If data isn’t easy to access across providers and across ‘users’ (organisations or the outside products or services they might be interested in), then either data engineering will be part of the product/service or there’ll be annoying integration friction (or both). This has echoes in a related business area:

“Looking back and assessing where we are, there’s a clear winner in Enterprise AI. Bolt-on, good-enough ML, sitting besides data storage and data processing has proven to be the option the market wants and everything else trails by a wide margin. 

Standalone AI/ML-focused offerings plunge teams into an endless cycle of POCs and procurement woes, where our best technical minds spend their days not innovating, but rather, navigating customer problems and bolstering operational capacity.”

— ‘The Hidden Cost of AI as a Service’ blog post

Convenience is, well, convenient. You could put a price on it. Infinite Athlete are banking on that price being something worth paying (hopefully enough to make back that £40million they spent in shirt sponsorship).

But it also matters because an API is harder to deal with than potatoes. You can parboil some spuds, heat some oil in a pan, add some garlic and herbs and make a delicious side dish. Try doing anything as efficiently and easily delightful with a football data API as good roast potatoes. Football data has a steep learning curve and arguably an even steeper implementation curve.

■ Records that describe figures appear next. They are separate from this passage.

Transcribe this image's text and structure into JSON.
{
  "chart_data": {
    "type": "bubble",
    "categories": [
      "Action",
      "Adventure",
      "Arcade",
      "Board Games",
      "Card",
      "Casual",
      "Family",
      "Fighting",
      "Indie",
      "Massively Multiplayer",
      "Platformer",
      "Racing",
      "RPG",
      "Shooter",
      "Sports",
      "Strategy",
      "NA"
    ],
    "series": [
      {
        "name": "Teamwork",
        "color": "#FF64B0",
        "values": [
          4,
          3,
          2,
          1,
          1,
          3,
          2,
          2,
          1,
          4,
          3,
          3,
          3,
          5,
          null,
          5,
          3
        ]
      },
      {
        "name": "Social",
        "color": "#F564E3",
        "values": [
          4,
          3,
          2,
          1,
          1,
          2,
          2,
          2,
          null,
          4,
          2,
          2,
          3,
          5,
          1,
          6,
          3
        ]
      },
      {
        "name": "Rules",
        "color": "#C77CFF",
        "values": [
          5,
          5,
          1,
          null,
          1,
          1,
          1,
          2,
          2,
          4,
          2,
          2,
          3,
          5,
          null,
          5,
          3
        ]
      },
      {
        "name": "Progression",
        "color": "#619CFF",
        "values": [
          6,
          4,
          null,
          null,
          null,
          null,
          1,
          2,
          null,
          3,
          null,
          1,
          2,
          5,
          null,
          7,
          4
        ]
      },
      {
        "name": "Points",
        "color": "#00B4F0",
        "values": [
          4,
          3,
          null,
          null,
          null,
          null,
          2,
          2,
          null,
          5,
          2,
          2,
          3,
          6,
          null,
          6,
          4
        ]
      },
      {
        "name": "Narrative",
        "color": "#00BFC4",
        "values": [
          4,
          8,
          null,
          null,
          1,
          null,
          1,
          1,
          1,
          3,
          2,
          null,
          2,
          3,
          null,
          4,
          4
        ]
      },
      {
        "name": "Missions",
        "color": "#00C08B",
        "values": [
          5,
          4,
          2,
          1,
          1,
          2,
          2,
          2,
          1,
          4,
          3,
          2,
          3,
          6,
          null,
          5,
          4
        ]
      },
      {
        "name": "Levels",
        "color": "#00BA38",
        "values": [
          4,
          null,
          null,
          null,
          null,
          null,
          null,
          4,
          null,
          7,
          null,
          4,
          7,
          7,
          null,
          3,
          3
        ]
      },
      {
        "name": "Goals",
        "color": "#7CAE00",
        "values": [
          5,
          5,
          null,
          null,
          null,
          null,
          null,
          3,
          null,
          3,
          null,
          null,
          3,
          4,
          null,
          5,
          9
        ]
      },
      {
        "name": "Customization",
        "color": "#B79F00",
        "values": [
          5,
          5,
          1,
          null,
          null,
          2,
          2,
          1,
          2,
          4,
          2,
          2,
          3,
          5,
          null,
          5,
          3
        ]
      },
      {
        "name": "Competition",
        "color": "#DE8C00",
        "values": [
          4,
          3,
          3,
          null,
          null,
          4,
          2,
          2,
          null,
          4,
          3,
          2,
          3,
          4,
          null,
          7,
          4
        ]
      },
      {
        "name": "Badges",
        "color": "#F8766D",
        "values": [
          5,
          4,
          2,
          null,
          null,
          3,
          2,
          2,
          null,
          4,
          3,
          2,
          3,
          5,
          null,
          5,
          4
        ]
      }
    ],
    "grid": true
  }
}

Data gets talked up in regards to scouting as a big time-saver, but there are an awful lot of game model-related things that coaches and analysts code up themselves which you could almost certainly automate with tracking data. But that’s out of reach to implement for almost everybody.

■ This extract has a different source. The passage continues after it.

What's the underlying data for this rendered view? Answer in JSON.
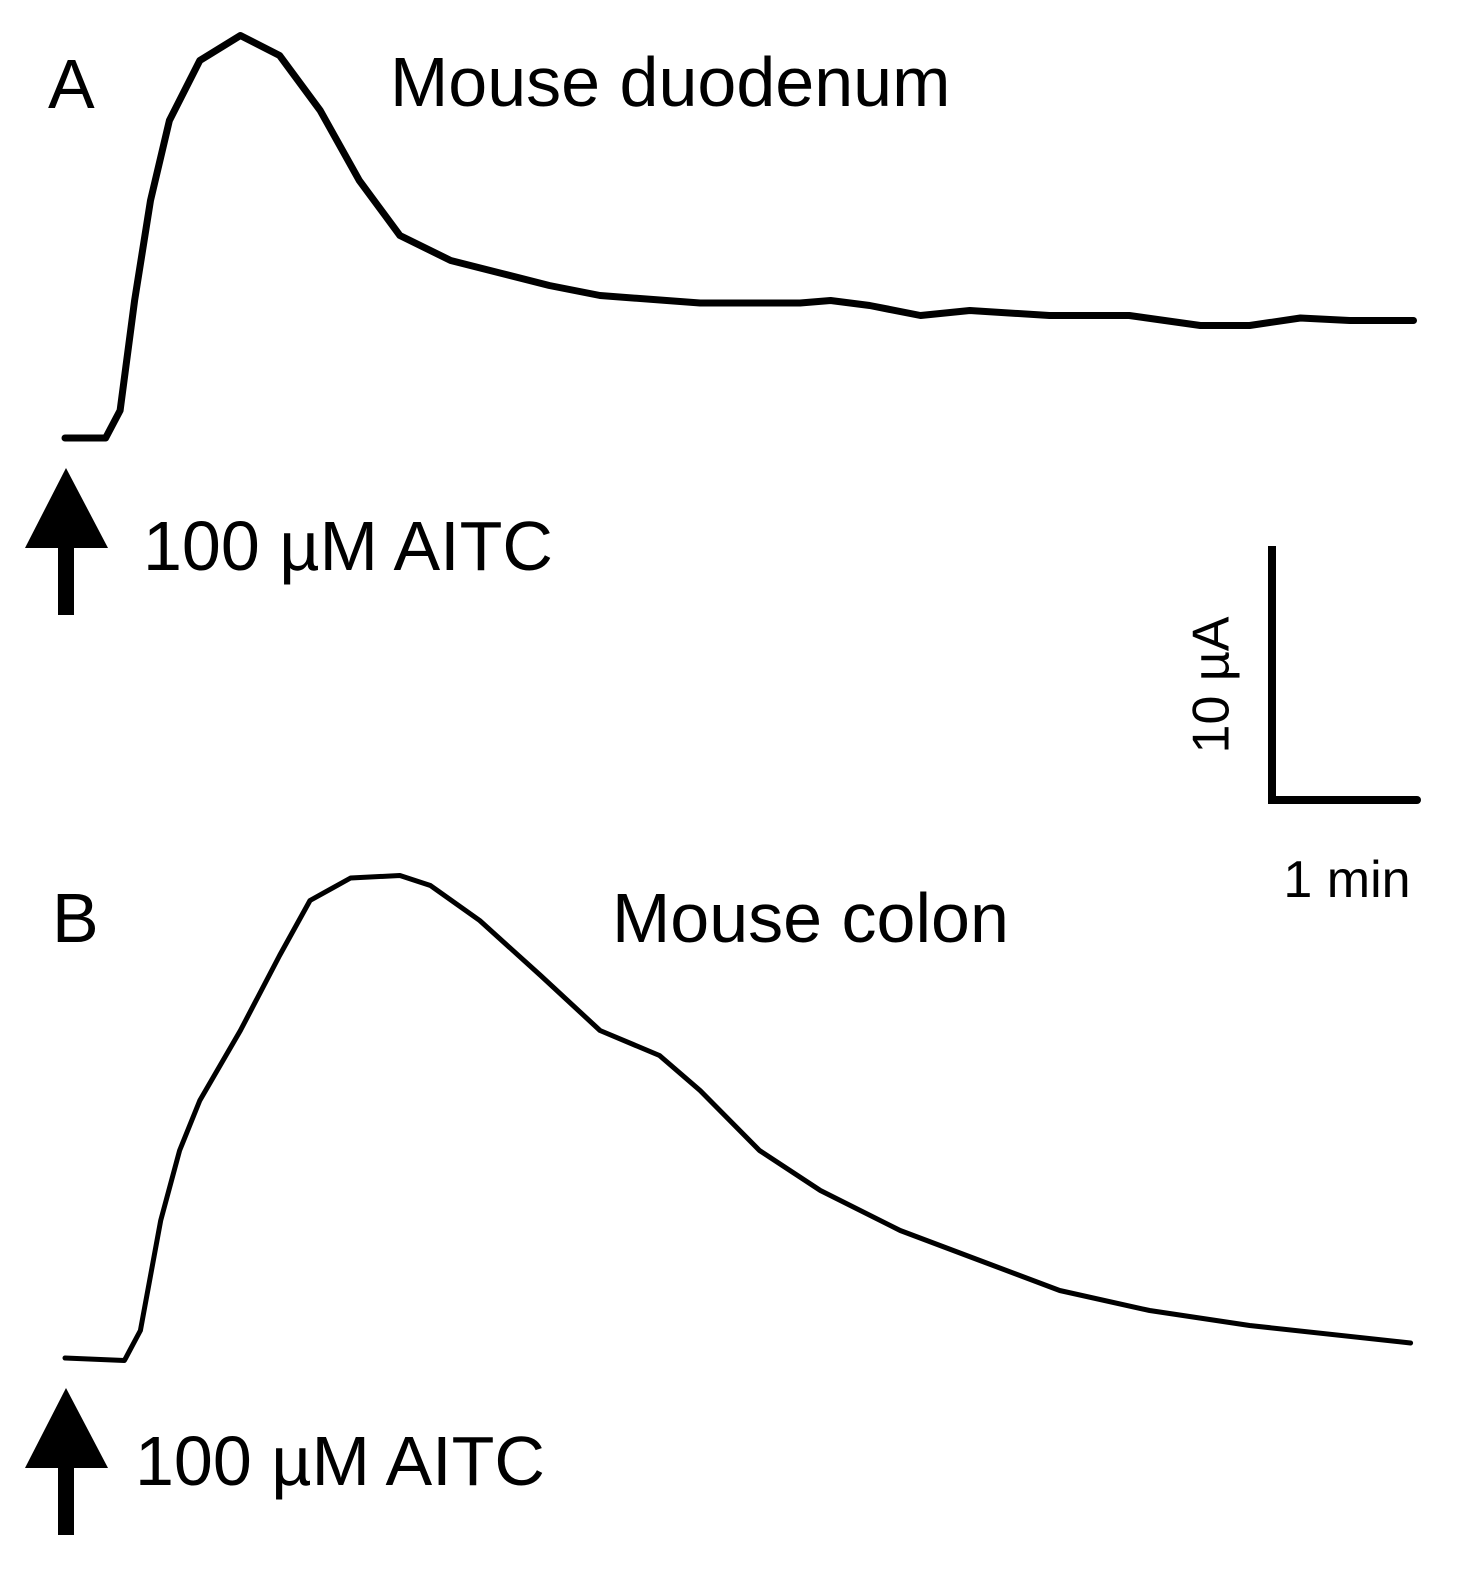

I go back to what Charlie Marshall said again: “There are so, so many [clubs] and the vast majority of them are quite small businesses.” All of these small businesses are having to work out how to use data, but many will not be able to work out how to use it (on their own) unless they’re able to actually use it. But their ability to use it is limited by either engineering costs where no provider-produced product exists, or the confines of the provider-produced product where it does.

Whichever way you look at the situation, it’s both understandable and slightly weird.